O Museu Zoroastro Artiaga, um dos principais equipamentos culturais de Goiás, completa 80 anos nesta sexta-feira (6) em um momento simbólico: a reta final da obra de restauração completa do edifício, localizado no Centro de Goiânia. Gerido pelo Governo de Goiás, por meio da Secretaria de Estado da Cultura (Secult), o espaço passa por um amplo processo de recuperação arquitetônica, estrutural e museográfica, com entrega prevista para março.
Com investimento de R$ 6,6 milhões, a obra teve início em novembro de 2024 e contempla a recuperação integral do prédio, considerado um dos mais importantes exemplares do Art Déco goiano. As intervenções abrangem a cobertura, alvenarias, pisos históricos, adornos e elementos decorativos originais, preservando as características arquitetônicas que marcam a identidade do imóvel.

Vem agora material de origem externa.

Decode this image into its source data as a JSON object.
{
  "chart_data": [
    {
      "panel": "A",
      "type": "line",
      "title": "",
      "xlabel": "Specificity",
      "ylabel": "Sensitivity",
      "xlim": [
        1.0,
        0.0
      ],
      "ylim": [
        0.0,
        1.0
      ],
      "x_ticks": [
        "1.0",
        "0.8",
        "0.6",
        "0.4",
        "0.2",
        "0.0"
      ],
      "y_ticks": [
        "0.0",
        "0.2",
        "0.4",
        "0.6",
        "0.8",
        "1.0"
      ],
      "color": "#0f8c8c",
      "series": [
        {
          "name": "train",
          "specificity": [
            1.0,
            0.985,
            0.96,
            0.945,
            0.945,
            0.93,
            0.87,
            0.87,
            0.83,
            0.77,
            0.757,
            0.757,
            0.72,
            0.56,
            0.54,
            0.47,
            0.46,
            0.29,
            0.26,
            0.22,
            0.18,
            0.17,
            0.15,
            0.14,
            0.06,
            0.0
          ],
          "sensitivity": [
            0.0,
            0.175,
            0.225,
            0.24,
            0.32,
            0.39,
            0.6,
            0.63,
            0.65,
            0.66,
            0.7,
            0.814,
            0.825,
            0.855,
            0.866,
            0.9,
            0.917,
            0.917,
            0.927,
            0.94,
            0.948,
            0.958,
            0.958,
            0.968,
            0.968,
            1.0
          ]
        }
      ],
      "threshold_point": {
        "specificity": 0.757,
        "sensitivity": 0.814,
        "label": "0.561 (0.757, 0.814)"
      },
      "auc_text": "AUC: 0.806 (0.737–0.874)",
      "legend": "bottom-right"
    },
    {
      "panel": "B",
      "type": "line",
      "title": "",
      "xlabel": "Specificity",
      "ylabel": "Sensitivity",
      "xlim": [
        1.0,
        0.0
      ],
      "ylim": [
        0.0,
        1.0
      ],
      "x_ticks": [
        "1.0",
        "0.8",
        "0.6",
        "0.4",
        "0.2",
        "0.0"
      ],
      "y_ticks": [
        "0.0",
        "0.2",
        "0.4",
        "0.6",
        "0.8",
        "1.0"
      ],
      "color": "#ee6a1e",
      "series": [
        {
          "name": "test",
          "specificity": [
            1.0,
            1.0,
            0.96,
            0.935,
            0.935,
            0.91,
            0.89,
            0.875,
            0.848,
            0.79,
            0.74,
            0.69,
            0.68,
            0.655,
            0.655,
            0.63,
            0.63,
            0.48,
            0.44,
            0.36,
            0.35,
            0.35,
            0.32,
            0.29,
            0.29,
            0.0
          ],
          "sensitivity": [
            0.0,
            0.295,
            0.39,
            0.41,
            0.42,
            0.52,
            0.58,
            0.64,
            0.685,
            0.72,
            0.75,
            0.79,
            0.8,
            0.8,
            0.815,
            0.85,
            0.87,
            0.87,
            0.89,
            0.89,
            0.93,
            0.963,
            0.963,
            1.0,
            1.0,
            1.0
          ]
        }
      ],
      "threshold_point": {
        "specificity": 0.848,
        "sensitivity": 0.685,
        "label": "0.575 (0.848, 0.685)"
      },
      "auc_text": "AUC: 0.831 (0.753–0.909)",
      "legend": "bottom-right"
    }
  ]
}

Além da recuperação estética e estrutural, o projeto promove a modernização dos sistemas elétrico e luminotécnico, reforço estrutural, melhorias no sistema de drenagem, atualização da museografia e adequações às normas de acessibilidade, garantindo inclusão de pessoas com deficiência. O museu também está sendo adaptado às exigências de prevenção e combate a incêndios, ampliando a segurança de visitantes, servidores e do acervo.
De acordo com a secretária de Estado da Cultura, Yara Nunes, a restauração reafirma o compromisso do governo com a preservação do patrimônio histórico e cultural. “Estamos falando de um equipamento cultural estratégico, que reúne valor histórico e arquitetônico. A restauração do Museu Zoroastro Artiaga garante a recuperação de um dos edifícios do conjunto Art Déco de Goiânia e assegura condições adequadas para o funcionamento das atividades educativas e culturais junto à população”, destacou.
Inaugurado em 1946, o Museu Zoroastro Artiaga teve seu acervo inicial formado a partir de doações do professor Zoroastro Artiaga, primeiro diretor da instituição e pesquisador dedicado à divulgação da história e da geografia de Goiás. Ao longo das décadas, o espaço consolidou-se como referência na preservação da memória do Estado.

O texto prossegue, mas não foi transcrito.